Racial composition as of the 2020 census
| Race | Number | Percent |
|---|---|---|
| White | 4,382 | 84.0% |
| Black or African American | 50 | 1.0% |
| American Indian and Alaska Native | 41 | 0.8% |
| Asian | 47 | 0.9% |
| Native Hawaiian and Other Pacific Islander | 7 | 0.1% |
| Some other race | 123 | 2.4% |
| Two or more races | 564 | 10.8% |
| Hispanic or Latino (of any race) | 449 | 8.6% |

===2010 census===
As of the census of 2010, there were 4,561 people, 1,730 households, and 1,241 families living in the city. The population density was 1774.7 PD/sqmi. There were 1,830 housing units at an average density of 712.1 /sqmi. The racial makeup of the city was 91.8% White, 0.4% African American, 1.4% Native American, 0.8% Asian, 0.2% Pacific Islander, 1.9% from other races, and 3.6% from two or more races. Hispanic or Latino of any race were 5.5% of the population.

There were 1,730 households, of which 36.3% had children under the age of 18 living with them, 52.9% were married couples living together, 13.0% had a female householder with no husband present, 5.8% had a male householder with no wife present, and 28.3% were non-families. 20.5% of all households were made up of individuals, and 6.2% had someone living alone who was 65 years of age or older. The average household size was 2.62 and the average family size was 2.98.

The median age in the city was 35.2 years. 25.4% of residents were under the age of 18; 7.5% were between the ages of 18 and 24; 30.4% were from 25 to 44; 26% were from 45 to 64; and 10.7% were 65 years of age or older. The gender makeup of the city was 49.3% male and 50.7% female.

===2000 census===
As of the census of 2000, there were 2,755 people, 966 households, and 732 families living in the city. The population density was 1,035.5 PD/sqmi. There were 1,015 housing units at an average density of 381.5 /sqmi. The racial makeup of the city was 92.92% White, 0.25% African American, 1.38% Native American, 0.65% Asian, 0.04% Pacific Islander, 0.91% from other races, and 3.85% from two or more races. Hispanic or Latino of any race were 4.17% of the population.

There were 966 households, out of which 43.7% had children under the age of 18 living with them, 56.7% were married couples living together, 13.3% had a female householder with no husband present, and 24.2% were non-families. 18.4% of all households were made up of individuals, and 6.3% had someone living alone who was 65 years of age or older. The average household size was 2.85 and the average family size was 3.23.

In the city, the population was spread out, with 33.0% under the age of 18, 7.7% from 18 to 24, 30.5% from 25 to 44, 21.3% from 45 to 64, and 7.5% who were 65 years of age or older. The median age was 33 years. For every 100 females, there were 95.9 males. For every 100 females age 18 and over, there were 93.2 males.
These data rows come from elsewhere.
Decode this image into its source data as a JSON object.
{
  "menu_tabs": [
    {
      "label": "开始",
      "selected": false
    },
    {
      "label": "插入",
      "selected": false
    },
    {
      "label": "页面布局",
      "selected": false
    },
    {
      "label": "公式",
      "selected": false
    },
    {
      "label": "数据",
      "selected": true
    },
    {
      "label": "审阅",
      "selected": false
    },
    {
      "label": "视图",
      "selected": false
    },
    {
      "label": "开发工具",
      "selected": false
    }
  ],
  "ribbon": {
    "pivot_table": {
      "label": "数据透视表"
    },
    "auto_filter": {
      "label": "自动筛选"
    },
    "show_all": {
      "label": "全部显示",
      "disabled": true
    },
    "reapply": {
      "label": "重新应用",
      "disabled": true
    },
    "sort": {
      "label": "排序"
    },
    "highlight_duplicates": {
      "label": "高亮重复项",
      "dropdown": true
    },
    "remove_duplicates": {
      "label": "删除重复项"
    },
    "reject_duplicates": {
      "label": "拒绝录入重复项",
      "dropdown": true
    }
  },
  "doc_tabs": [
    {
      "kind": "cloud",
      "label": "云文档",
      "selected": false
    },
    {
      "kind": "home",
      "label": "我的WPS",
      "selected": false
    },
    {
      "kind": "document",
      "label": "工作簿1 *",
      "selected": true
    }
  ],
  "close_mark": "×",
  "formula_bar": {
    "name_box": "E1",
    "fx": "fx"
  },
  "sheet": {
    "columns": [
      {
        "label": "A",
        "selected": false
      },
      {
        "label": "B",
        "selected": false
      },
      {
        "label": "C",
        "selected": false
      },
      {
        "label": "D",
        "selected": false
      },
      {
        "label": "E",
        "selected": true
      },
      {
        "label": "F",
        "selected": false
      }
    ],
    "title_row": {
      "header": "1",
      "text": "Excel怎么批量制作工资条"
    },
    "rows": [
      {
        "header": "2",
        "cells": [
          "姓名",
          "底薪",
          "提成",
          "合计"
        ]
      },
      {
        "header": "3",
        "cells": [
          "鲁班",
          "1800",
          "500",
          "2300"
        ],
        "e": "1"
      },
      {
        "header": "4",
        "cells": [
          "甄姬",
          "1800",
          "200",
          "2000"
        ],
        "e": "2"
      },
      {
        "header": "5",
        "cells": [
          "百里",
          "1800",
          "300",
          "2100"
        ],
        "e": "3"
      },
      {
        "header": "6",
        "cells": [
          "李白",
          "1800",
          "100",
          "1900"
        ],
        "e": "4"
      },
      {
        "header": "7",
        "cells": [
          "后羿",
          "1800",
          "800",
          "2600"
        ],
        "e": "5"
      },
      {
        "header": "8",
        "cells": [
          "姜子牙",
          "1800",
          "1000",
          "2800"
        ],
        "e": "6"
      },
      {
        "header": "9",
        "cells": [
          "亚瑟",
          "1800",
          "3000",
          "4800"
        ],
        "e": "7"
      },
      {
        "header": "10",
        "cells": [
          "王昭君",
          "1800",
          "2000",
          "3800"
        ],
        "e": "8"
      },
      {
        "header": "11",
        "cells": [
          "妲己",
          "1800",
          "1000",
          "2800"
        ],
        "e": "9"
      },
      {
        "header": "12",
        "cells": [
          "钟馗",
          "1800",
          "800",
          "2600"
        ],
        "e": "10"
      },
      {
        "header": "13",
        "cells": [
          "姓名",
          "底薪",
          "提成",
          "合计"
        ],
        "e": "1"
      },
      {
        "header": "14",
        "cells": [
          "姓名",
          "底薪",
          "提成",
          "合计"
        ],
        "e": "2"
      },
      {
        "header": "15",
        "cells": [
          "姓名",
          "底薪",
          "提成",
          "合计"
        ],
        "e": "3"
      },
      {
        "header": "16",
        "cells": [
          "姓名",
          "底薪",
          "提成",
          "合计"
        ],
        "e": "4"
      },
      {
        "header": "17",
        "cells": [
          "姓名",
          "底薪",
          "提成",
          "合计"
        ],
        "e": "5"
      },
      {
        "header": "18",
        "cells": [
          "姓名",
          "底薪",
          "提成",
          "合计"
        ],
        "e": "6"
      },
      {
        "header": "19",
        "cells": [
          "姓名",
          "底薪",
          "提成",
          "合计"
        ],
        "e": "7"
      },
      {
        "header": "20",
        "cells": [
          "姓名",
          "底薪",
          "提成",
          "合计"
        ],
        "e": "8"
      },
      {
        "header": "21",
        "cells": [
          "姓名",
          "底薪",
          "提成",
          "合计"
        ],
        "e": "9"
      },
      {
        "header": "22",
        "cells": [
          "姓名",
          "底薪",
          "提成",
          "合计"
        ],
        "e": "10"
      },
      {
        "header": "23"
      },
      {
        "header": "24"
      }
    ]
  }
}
The median income for a household in the city was $37,326, and the median income for a family was $40,909. Males had a median income of $33,897 versus $18,730 for females. The per capita income for the city was $16,239. About 11.4% of families and 9.7% of the population were below the poverty line, including 16.2% of those under age 18 and 7.2% of those age 65 or over.

==Education==
The community is in the Fern Ridge School District 28J. This includes Veneta Elementary School and West Lane Charter School.